Reader Q: Will the Chancellor introduce a tax on pension lump sums in his Autumn Statement?

george osborne 

UPDATE 20th February 2012: The question & answer below were written ahead of the Autumn Statement but are just as relevant ahead of the Budget 2012. For a full lowdown of the latest predictions of what will be in next month's Budget (March 2012) here is a link to the Latest Budget 2012 predictions.

 

Reader Question:

There have been rumours that the Chancellor could introduce tax on pension lump sums in his Autumn Statement. If he does will this take effect immediately or will it have to be introduced in the next Finance Act in 2012 and could it be retrospective in its application and effect ?

 

My response:

Ahead of every Budget (and now Autumn Statement) there are always rumours circulating that the Chancellor will pull high rate tax relief on pension contributions and/or introduce a tax on pension commencement lump sums. And obviously this has not yet happened.

In fact, these sort of changes have been avoided by the current Chancellor in favour of a system whereby the annual amount you are allowed to pay into pensions (and claim full tax relief) is effectively capped at a maximum of £50,000 a year.

While the Chancellor could well attack tax free cash lump sums and higher rate tax relief on pension contributions is it likely given the Government's plans to encourage auto-enrolment via employer pension schemes?

Of course it is possible. As to whether any changes can be made immediately or retrospectively, the answer is yes to both. The anti-forestalling changes to pension contributions back in 2009 (which effectively limited the annual limit for tax relieved pension contribution at the highest rate for people earning over £150,000) took immedaite affect.

Could the Chancellor back date any changes to pensions?

Yes he could although it would be extremely unpopular and a big vote-loser.

He could try and only apply any changes to new pension money instead but then this would be a logistical nightmare as pension benefits would have to be split into two parts in order to apply any tax charge.

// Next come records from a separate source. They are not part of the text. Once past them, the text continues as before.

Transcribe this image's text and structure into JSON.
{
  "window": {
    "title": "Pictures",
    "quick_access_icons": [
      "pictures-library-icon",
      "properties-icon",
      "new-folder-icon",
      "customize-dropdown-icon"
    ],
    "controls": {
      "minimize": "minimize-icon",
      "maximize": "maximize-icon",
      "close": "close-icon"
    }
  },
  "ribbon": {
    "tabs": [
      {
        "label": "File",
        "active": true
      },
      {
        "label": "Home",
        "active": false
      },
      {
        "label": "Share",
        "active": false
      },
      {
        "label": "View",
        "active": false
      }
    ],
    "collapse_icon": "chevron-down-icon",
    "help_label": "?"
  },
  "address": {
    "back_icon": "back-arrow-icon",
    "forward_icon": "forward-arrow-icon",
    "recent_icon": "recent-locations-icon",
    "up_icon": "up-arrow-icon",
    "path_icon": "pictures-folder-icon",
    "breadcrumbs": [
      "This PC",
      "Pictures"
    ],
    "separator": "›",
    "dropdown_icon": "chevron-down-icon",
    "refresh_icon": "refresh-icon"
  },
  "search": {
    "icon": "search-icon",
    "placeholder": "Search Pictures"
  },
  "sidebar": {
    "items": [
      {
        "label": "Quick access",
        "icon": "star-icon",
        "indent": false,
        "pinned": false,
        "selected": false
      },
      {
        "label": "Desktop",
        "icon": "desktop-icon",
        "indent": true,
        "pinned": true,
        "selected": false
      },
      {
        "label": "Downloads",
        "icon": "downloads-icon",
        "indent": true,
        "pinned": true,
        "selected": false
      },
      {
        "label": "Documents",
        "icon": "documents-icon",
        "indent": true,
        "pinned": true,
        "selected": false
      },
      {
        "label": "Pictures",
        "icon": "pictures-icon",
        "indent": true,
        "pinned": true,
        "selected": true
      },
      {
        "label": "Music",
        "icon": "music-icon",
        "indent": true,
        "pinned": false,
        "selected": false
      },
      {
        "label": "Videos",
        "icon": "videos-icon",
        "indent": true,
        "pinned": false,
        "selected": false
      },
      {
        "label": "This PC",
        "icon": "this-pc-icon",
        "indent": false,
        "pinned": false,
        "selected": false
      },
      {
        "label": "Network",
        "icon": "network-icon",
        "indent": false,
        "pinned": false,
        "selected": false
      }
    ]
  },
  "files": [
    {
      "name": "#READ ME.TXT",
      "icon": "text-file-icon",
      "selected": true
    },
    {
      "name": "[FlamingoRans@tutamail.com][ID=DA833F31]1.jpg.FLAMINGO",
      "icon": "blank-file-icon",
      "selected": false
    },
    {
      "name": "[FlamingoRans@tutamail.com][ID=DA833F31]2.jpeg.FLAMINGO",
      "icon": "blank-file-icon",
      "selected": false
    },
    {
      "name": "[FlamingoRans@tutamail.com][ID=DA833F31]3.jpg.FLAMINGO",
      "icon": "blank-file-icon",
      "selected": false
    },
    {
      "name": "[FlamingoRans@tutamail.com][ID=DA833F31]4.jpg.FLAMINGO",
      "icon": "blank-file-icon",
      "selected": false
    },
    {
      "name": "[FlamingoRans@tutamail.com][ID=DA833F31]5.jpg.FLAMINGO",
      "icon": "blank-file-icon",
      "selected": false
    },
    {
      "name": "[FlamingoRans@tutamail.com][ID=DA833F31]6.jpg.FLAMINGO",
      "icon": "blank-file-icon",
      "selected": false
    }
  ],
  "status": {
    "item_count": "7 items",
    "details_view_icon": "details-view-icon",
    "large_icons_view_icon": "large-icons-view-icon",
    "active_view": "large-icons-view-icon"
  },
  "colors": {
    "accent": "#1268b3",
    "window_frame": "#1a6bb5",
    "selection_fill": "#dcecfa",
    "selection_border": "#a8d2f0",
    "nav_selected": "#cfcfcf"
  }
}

Perhaps it would be simpler to just abolish tax free cash altogether if he were to tweak tax free cash lump sums but the uproar would be enormous and undermine the new auto-enrolment plans.

Plus some analysts claim that the amount of extra tax revenue gained from doing this is unlikely to warrant such changes.

So to sum up:

  • The Chancellor might attack tax free cash but then again he might not
  • If he does make changes then he can apply them as he pleases
So watch this space and follow me on twitter as i'll be tweeting LIVE coverage of the Autumn Statement on 29th November 2011.

 

Word of warning

 

Usually people attempt to second guess the Chancellor in order to try and beat the system but this is a dangerous game. Making irrevocable changes to your pensions or personal finances based on rumour is a recipe for disaster.